2.1 Find the kth smallest number in sorted matrix

Given a matrix of size n x m. For each row the elements are sorted in ascending order, and for each column the elements are also sorted in ascending order. Find the kth smallest number in it.

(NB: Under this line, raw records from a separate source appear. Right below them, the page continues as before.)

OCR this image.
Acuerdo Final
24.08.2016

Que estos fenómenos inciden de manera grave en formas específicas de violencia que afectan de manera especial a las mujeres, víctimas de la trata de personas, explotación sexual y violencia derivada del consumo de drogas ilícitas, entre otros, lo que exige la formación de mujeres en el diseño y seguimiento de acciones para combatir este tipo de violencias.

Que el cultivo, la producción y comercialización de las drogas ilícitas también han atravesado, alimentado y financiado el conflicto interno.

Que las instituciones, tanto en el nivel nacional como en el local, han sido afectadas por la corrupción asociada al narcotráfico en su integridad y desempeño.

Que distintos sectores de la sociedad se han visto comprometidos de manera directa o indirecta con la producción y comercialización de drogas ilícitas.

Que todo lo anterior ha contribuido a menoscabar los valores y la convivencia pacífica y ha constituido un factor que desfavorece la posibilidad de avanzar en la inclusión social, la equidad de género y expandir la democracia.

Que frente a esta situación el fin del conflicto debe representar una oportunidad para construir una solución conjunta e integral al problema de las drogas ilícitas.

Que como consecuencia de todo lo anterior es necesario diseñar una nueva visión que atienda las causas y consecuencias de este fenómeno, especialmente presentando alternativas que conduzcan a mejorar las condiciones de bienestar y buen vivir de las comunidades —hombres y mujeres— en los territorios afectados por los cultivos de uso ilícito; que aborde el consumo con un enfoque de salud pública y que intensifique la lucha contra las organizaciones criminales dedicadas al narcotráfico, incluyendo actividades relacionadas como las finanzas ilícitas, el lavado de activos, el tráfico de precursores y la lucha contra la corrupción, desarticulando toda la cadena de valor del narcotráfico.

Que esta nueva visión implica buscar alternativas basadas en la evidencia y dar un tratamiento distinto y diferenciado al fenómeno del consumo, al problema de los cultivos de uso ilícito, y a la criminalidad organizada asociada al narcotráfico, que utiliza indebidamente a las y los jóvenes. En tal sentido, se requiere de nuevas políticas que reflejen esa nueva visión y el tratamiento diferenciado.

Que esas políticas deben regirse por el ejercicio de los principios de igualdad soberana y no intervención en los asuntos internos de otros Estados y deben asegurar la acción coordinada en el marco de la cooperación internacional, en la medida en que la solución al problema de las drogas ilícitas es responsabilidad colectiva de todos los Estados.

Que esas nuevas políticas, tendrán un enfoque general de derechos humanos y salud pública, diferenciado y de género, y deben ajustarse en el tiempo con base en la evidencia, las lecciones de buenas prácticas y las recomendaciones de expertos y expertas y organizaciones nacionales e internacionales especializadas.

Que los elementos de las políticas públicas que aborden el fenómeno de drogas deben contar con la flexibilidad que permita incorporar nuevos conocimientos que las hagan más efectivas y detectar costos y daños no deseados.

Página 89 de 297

Assumption: the matrix is not null, n, m > 0. 0 < k <= n*m

Input: int[][] matrix, int k

Output: int the smallest number

Solution:

1. Initial state: [0][0]

2. Expand[i][j] → generate [i][j+1]

generate [i+1][j]

3. Terminate condition: after expanding k times

4. Dedup: use boolean[][] to mark generated numbers

TC: k iterations to run k

for each iteration:

pop one element out of pq log2k (pq.size <= 2k)

generate right log2k

bottom log2k

Total: k * 3log2k = O(klogk)

class Cell {
  int row;
  int col;
  int value;
  Cell(int row, int col, int value) {
    this.row = row;
    this.col = col;
    this.value = value;
  }
}

public int kthSmallest(int[][] matrix, int k) {
  int rows = matrix.length;
  int cols = matri[0].length;
  PriorityQueue<Cell> minHeap = new PriorityQueue<Cell>(k, new Comparator<Cell>(){
    @Override
    public int compare(Cell c1, Cell c2) {
      if (c1.value == c2.value) { return 0; }
      return c1.value < c2.value ? -1 : 1;
    }
});

  boolean[][] visited = new boolean[rows][cols];
  minHeap.offer(new Cell(0, 0, matrix[0][0]);
  visited[0][0] = true;

  for (int i = 0; i < k - 1; i++) {
    Cell cur = minHeap.poll();
    if (cur.row + 1 < rows && !visited[cur.row + 1][cur.col]) {
      minHeap.offer(new Cell(cur.row + 1, cur.col, matrix[cur.row + 1][cur.col]));
      visited[cur.row + 1][cur.col] = true;
    }
    if (cur.col + 1< cols && !visited[cur.row][cur.col + 1]) {
       minHeap.offer(new Cell(cur.row, cur.col + 1, matrix[cur.row][cur.col + 1]));
       visited[cur.row][cur.col + 1] = true;
    }
  }
  return minHeap.peek().value;
}

Similar solution to question: Kth Smallest Sum In Two Sorted Arrays

Given two sorted arrays A and B, of sizes m and n respectively. Define sum = a + b, where a is one element from A and b is one element from B. Find the Kth smallest sum out of all possible sums. Assumption: A and B are not null and length > 0. k > 0 and K <= m * n.

class Cell {
   int i;
   int j;
   int sum;
   public Cell(int i, int j, int sum) {
     this.i = i;
     this.j = j;
     this.sum = sum;
   }
 }

 public int kthSum(int[] A, int[] B, int k) {
   PriorityQueue<Cell> pq = new PriorityQueue<>(1, new Comparator<Cell>(){
     @Override
     public int compare(Cell a, Cell b) {
       return a.sum - b.sum;
     }
   });
   boolean[][] visited = new boolean[A.length][B.length];
   pq.offer(new Cell(0, 0, A[0] + B[0]));
   visited[0][0] = true;
   for (int i = 1; i < k; i++) {
     Cell cur = pq.poll();
     if (cur.i + 1 < A.length && !visited[cur.i + 1][cur.j]) {
       pq.offer(new Cell(cur.i + 1, cur.j, A[cur.i + 1] + B[cur.j]));
       visited[cur.i + 1][cur.j] = true;
     }
     if (cur.j + 1 < B.length && !visited[cur.i][cur.j + 1]) {
       pq.offer(new Cell(cur.i, cur.j + 1, A[cur.i] + B[cur.j + 1]));
       visited[cur.i][cur.j + 1] = true;
     }
   }
   return pq.peek().sum;
 }